One major roadblock is there is no concept of separate identities managed under one login, or switching accounts easily. I think there is a half-way-there "server nickname" option new this year but it's not quite the same. The primary motivation for most is a clear separation between personal and professional.

https://feedback.discordapp.com/forums/326712-discord-dream-...

https://support.discordapp.com/hc/en-us/articles/219070107-S...

Anecdata:

https://news.ycombinator.com/item?id=14870899

https://news.ycombinator.com/item?id=14865292

Some people consider this a positive.

https://news.ycombinator.com/item?id=14093132

https://news.ycombinator.com/item?id=14089417

> Yeah honestly I don't see why it couldn't replace Slack

I see several reasons.

1. It's impossible to not be in a public channel. Yes, you can mute it, but you can't ever leave it. In a large company with thousands of channels, this creates cognitive overhead.

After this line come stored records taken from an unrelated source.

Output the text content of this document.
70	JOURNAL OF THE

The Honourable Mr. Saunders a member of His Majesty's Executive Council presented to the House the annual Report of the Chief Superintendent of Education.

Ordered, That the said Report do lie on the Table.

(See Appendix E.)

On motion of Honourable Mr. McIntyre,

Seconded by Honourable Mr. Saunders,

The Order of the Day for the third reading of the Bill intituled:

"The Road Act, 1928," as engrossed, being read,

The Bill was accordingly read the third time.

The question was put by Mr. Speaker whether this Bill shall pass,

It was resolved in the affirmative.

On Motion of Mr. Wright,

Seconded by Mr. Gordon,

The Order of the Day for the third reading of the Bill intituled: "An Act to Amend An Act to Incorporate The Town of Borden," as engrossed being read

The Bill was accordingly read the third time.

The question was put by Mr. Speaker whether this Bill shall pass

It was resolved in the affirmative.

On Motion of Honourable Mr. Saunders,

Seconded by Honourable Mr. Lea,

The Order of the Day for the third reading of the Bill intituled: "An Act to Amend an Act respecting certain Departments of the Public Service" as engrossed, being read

2. You can create private channels, but this requires the ability to assign permissions. This has two problems - one, if you have a lot of teams that need to have private rooms you're going to spend a lot of time juggling permissions, and two, if you need a quick ad-hoc room that you don't want littering the general list, you need to be able to assign permissions.

You can hide muted channels.. then you don't see them
How?
Under the options for the server, select "Hide muted channels".
Exactly - the permission structure is the single biggest problem. This will pretty much kill slack if they can build this in.
They would have got nowhere just being a slack clone going after the same businesses. In gaming there was a read pain point which they are addressing.

Services like Ventrilo, Teamspeak etc required a lot of setup/ self hosting and were only really strong for voice. Skype didn't organise well around how people game.

When I come back to WoW a few years ago a lot of people were trying to run groups on Skype which was a horrible experience of adding randoms and joining group calls, in additional to all the other downsides of Skype. Discord is a perfect replacement for that.

Its easier to get businesses to use Discord than to get gamers to use Slack.